The particular energy drink Davis drank was not known but a witness said it was from a container the size of a large soft drink.

According to caffeineinformer.com, a McDonald’s latte has 142 milligrams of caffeine, a 20-ounce Mountain Dew has 90mg, and a 16-ounce energy drink can have as much as 240mg.

The US Food and Drug Administration and European Food Safety Authority (EFSA) both say that caffeine consumption of up to 400mg a day – about four or five coffees – is believed to be safe for adults. The EFSA says 200mg a day is safe for women who are pregnant or breastfeeding and that single doses of up to 200mg do not give rise to safety concerns. The American Academy of Pediatrics discourages the consumption of caffeine and other stimulants by children and teenagers.

Caffeine has been linked to previous deaths, although the cases are few and far between and the link not always clear-cut. In 2011, 14-year-old US schoolgirl Anais Fournier, who had a pre-existing heart condition, died after drinking two cans of Monster energy drink, containing a total of 480mg of caffeine. The company denied any responsibility.

In 2015, two students at Northumbria University, were were left fighting for their lives after they were accidentally given the equivalent of 300 cups of coffee in a botched experiment. They eventually made a full physical recovery.

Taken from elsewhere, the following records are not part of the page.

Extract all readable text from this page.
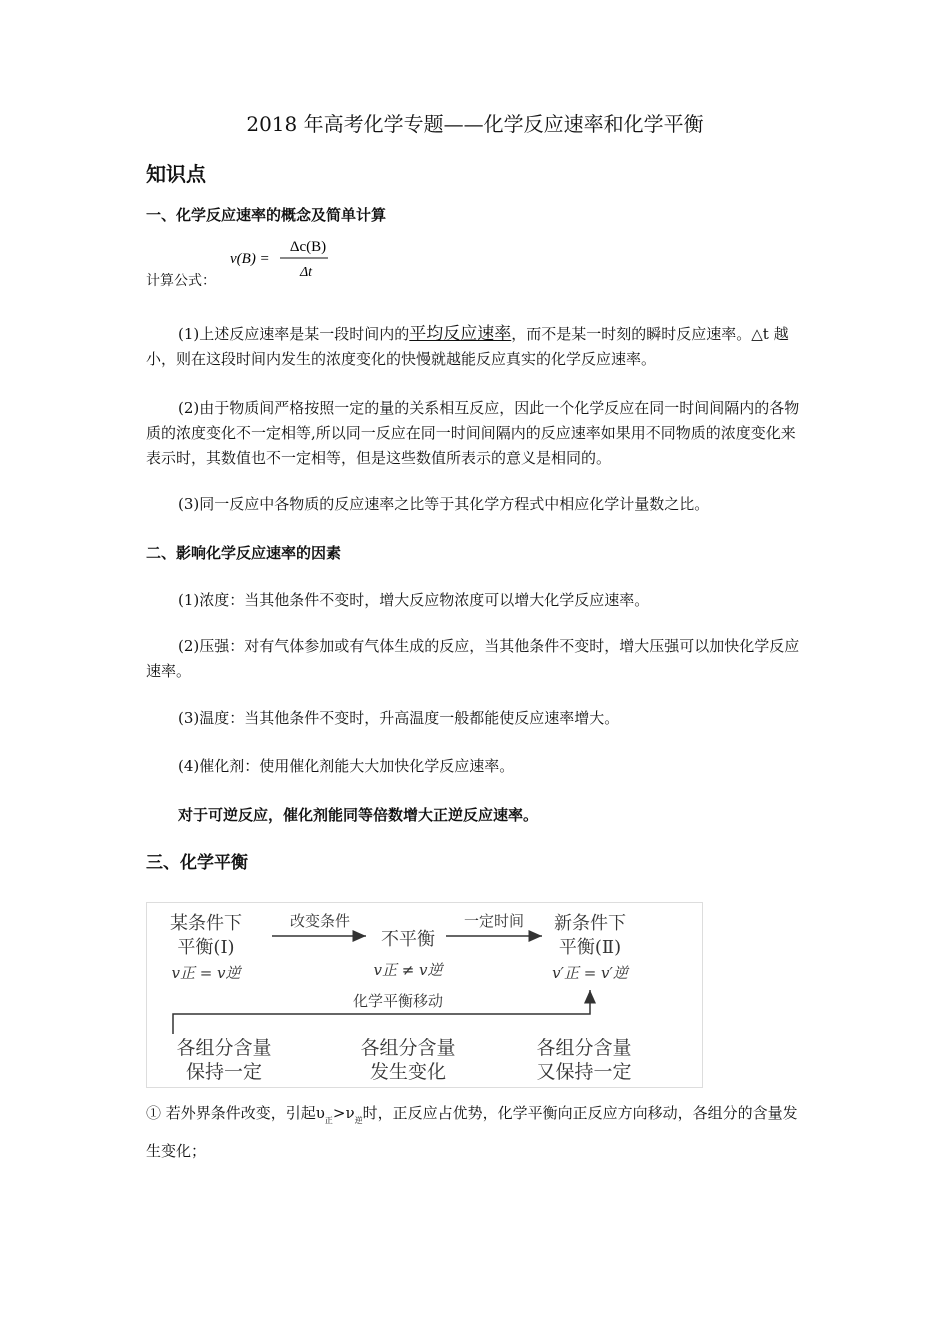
2018 年高考化学专题——化学反应速率和化学平衡
知识点
一、化学反应速率的概念及简单计算
v(B) =
Δc(B)
Δt
计算公式：
(1)上述反应速率是某一段时间内的平均反应速率，而不是某一时刻的瞬时反应速率。△t 越小，则在这段时间内发生的浓度变化的快慢就越能反应真实的化学反应速率。
(2)由于物质间严格按照一定的量的关系相互反应，因此一个化学反应在同一时间间隔内的各物质的浓度变化不一定相等,所以同一反应在同一时间间隔内的反应速率如果用不同物质的浓度变化来表示时，其数值也不一定相等，但是这些数值所表示的意义是相同的。
(3)同一反应中各物质的反应速率之比等于其化学方程式中相应化学计量数之比。
二、影响化学反应速率的因素
(1)浓度：当其他条件不变时，增大反应物浓度可以增大化学反应速率。
(2)压强：对有气体参加或有气体生成的反应，当其他条件不变时，增大压强可以加快化学反应速率。
(3)温度：当其他条件不变时，升高温度一般都能使反应速率增大。
(4)催化剂：使用催化剂能大大加快化学反应速率。
对于可逆反应，催化剂能同等倍数增大正逆反应速率。
三、化学平衡
某条件下
平衡(Ⅰ)
v正 = v逆
改变条件
不平衡
v正 ≠ v逆
一定时间 新条件下
平衡(Ⅱ)
v′正 = v′逆
化学平衡移动
各组分含量
保持一定
各组分含量
发生变化
各组分含量
又保持一定
① 若外界条件改变，引起$\upsilon_正>\nu_逆$时，正反应占优势，化学平衡向正反应方向移动，各组分的含量发生变化；
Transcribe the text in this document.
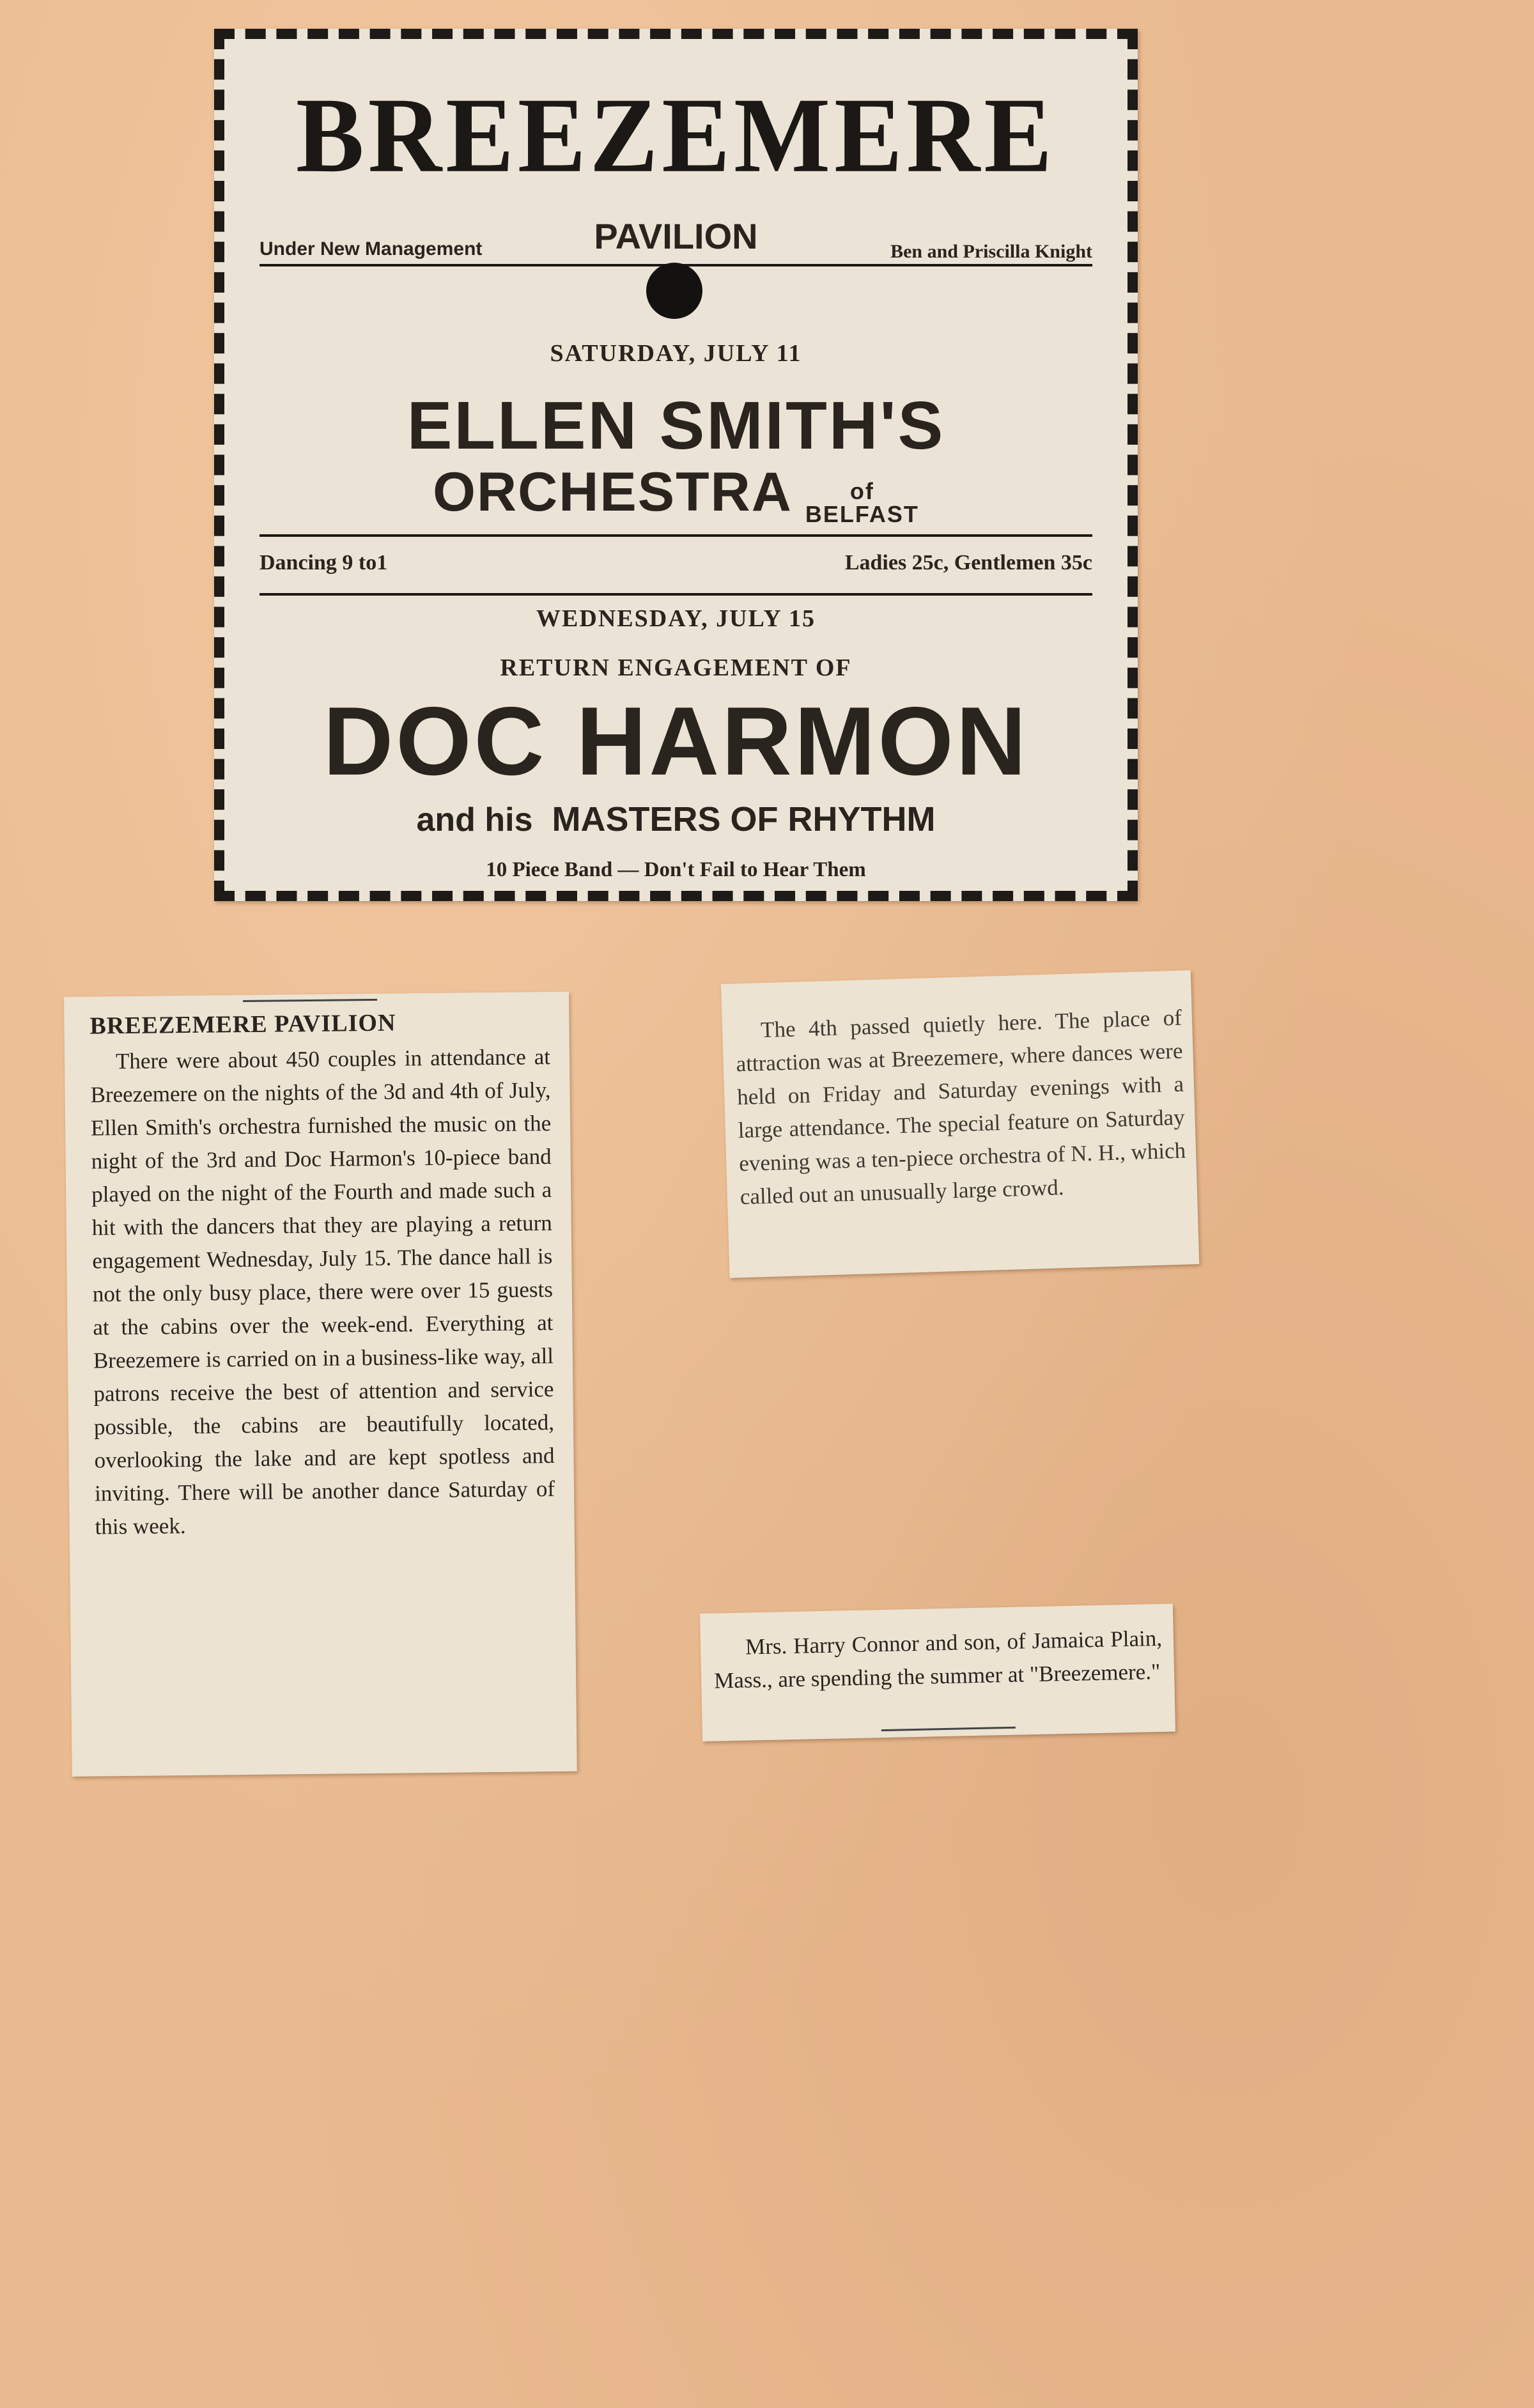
BREEZEMERE
Under New Management	PAVILION	Ben and Priscilla Knight
SATURDAY, JULY 11
ELLEN SMITH'S
ORCHESTRA	of
BELFAST
Dancing 9 to1	Ladies 25c, Gentlemen 35c
WEDNESDAY, JULY 15
RETURN ENGAGEMENT OF
DOC HARMON
and his MASTERS OF RHYTHM
10 Piece Band — Don't Fail to Hear Them
BREEZEMERE PAVILION

There were about 450 couples in attendance at Breezemere on the nights of the 3d and 4th of July, Ellen Smith's orchestra furnished the music on the night of the 3rd and Doc Harmon's 10-piece band played on the night of the Fourth and made such a hit with the dancers that they are playing a return engagement Wednesday, July 15. The dance hall is not the only busy place, there were over 15 guests at the cabins over the week-end. Everything at Breezemere is carried on in a business-like way, all patrons receive the best of attention and service possible, the cabins are beautifully located, overlooking the lake and are kept spotless and inviting. There will be another dance Saturday of this week.

The 4th passed quietly here. The place of attraction was at Breezemere, where dances were held on Friday and Saturday evenings with a large attendance. The special feature on Saturday evening was a ten-piece orchestra of N. H., which called out an unusually large crowd.

Mrs. Harry Connor and son, of Jamaica Plain, Mass., are spending the summer at "Breezemere."
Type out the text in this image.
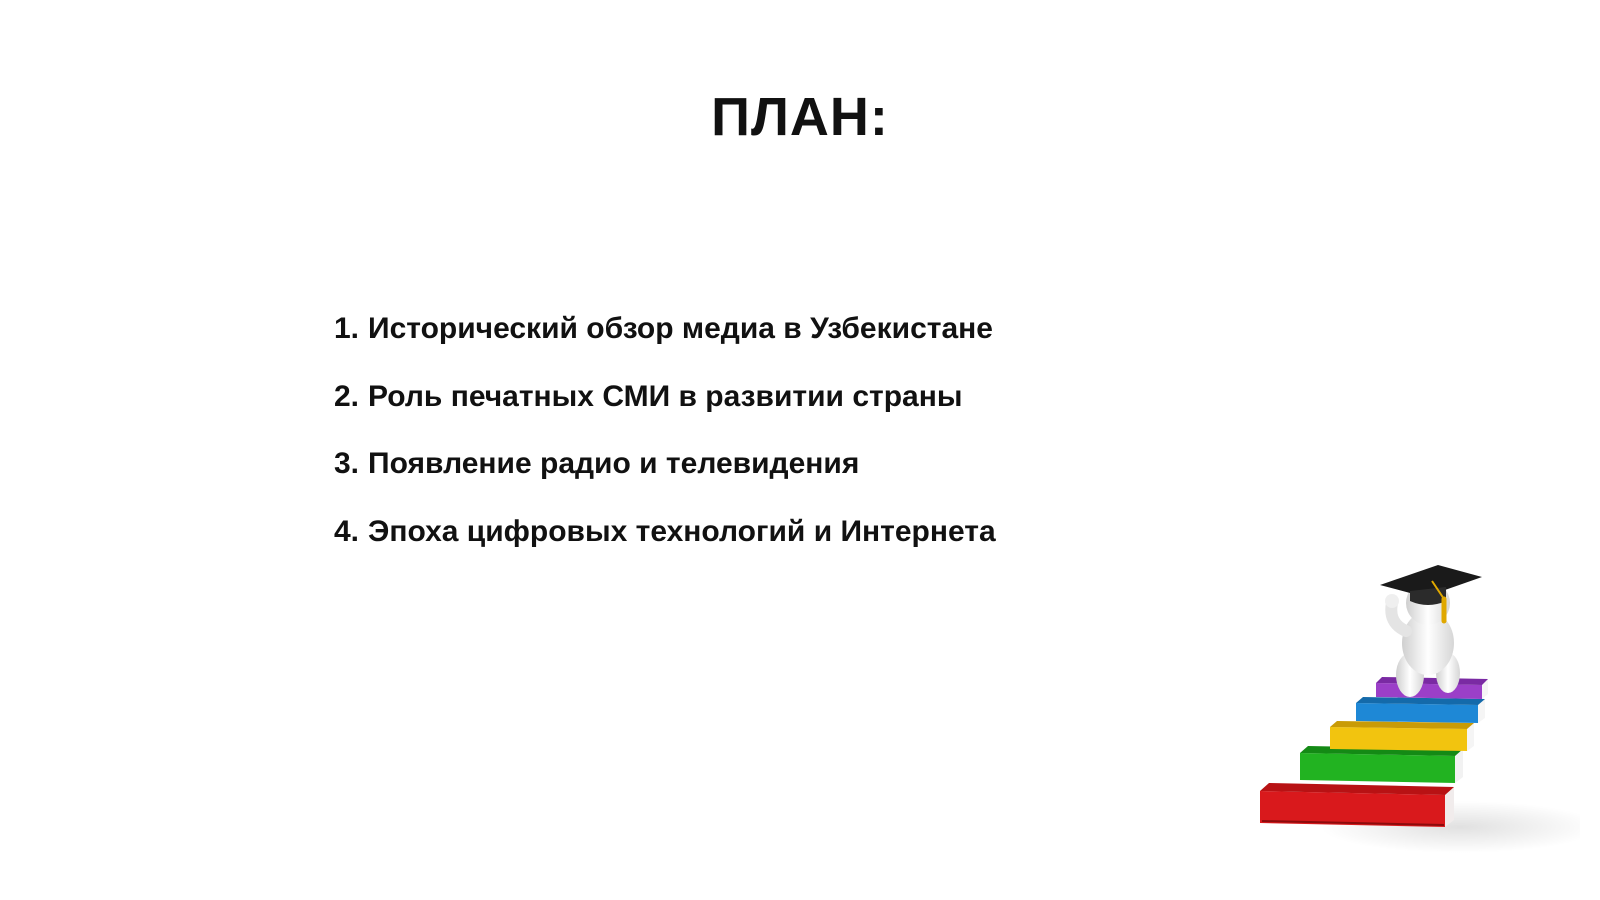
ПЛАН:
1. Исторический обзор медиа в Узбекистане
2. Роль печатных СМИ в развитии страны
3. Появление радио и телевидения
4. Эпоха цифровых технологий и Интернета
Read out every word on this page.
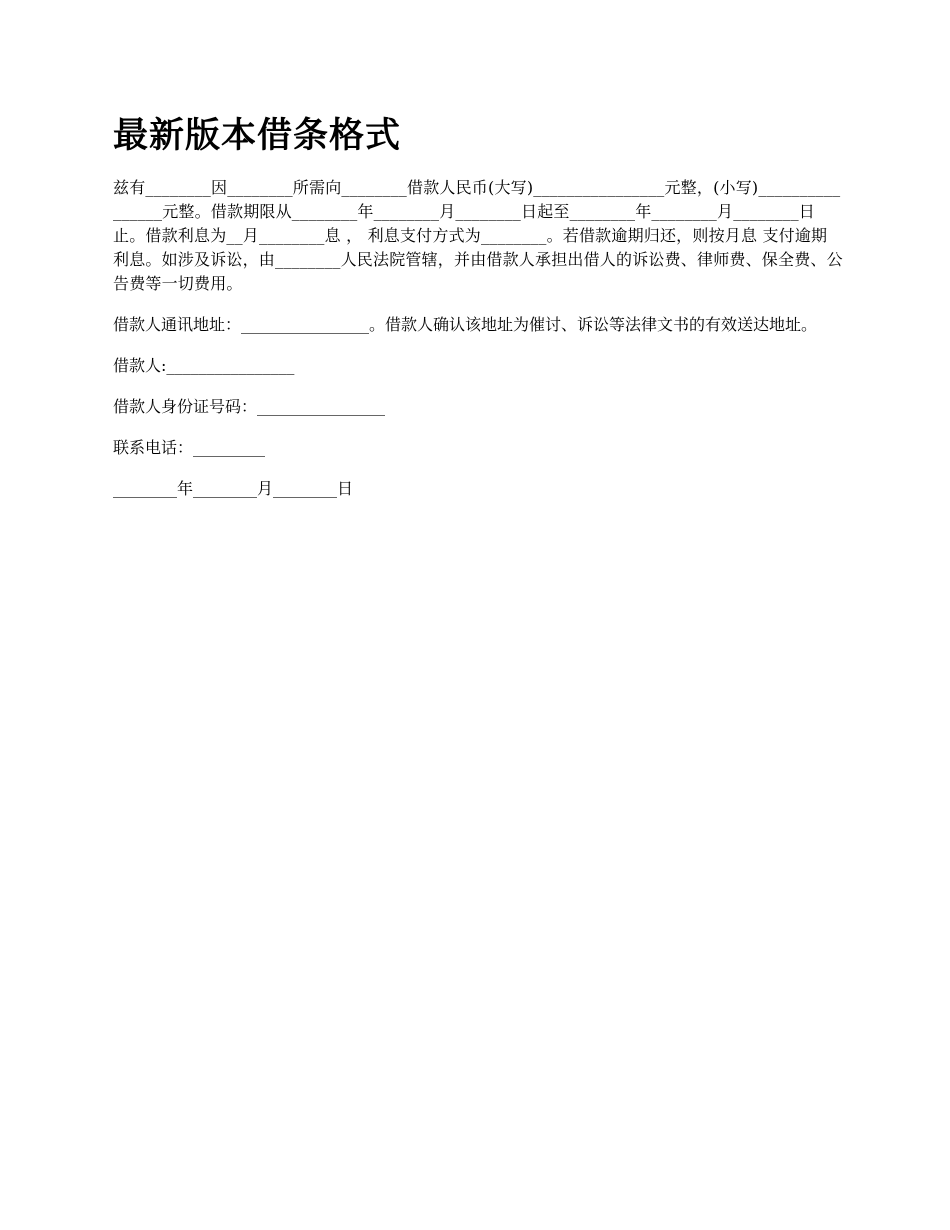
最新版本借条格式

兹有________因________所需向________借款人民币(大写)________________元整，(小写)________________元整。借款期限从________年________月________日起至________年________月________日止。借款利息为__月________息 ， 利息支付方式为________。若借款逾期归还，则按月息 支付逾期利息。如涉及诉讼，由________人民法院管辖，并由借款人承担出借人的诉讼费、律师费、保全费、公告费等一切费用。

借款人通讯地址：________________。借款人确认该地址为催讨、诉讼等法律文书的有效送达地址。

借款人:________________

借款人身份证号码：________________

联系电话：_________

________年________月________日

Tony Heagerty, professor of medicine at Manchester University, said it was likely that Davis had a genetic heart condition, which may not have revealed itself in the autopsy, and that the caffeine put stress on his heart.

“I think the caffeine must have interacted with something wrong with this heart,” he said. “If you are an unfortunate person with a pre-existing condition and put yourself in a stressful situation by drinking too much caffeine you are in danger.”

But he said the levels consumed by Davis would not be harmful to the overwhelming majority of people, except for making them feel strange.

Mike Knapton, associate medical director at the British Heart Foundation, said: “It is well known that caffeine increases a person’s heart rate but it can also trigger more serious effects, including heart palpitations, in those who are more sensitive to caffeine.

“People with cardiac abnormalities, including inherited heart conditions, and those who drink toxic amounts of caffeine are more susceptible to the side-effects of caffeine. Tragic accidents like this are rare but, with increasingly strong coffees and caffeinated drinks on the market, moderation is key to monitoring your caffeine intake.”

The World Health Organisation recognises caffeine use disorder and caffeine dependence as illnesses.

Drinking large amounts of coffee can lead to unpleasant side-effects such as irritability, problems sleeping, restlessness, according to the NHS.

It can also result in babies having a low birth weight, which can increase the risk of health problems in later life, or miscarriage.

Caffeine constricts the coronary arteries, leading to a temporary rise in blood pressure. If drunk in sufficient quantities it causes calcium to be discharged from inside cells and causes the heart to beat faster. In the most extreme cases – caffeine toxicity – it causes major organs to shut down.

Symptoms of a caffeine overdose include dizziness, nausea, vomiting, convulsions and a high heart rate.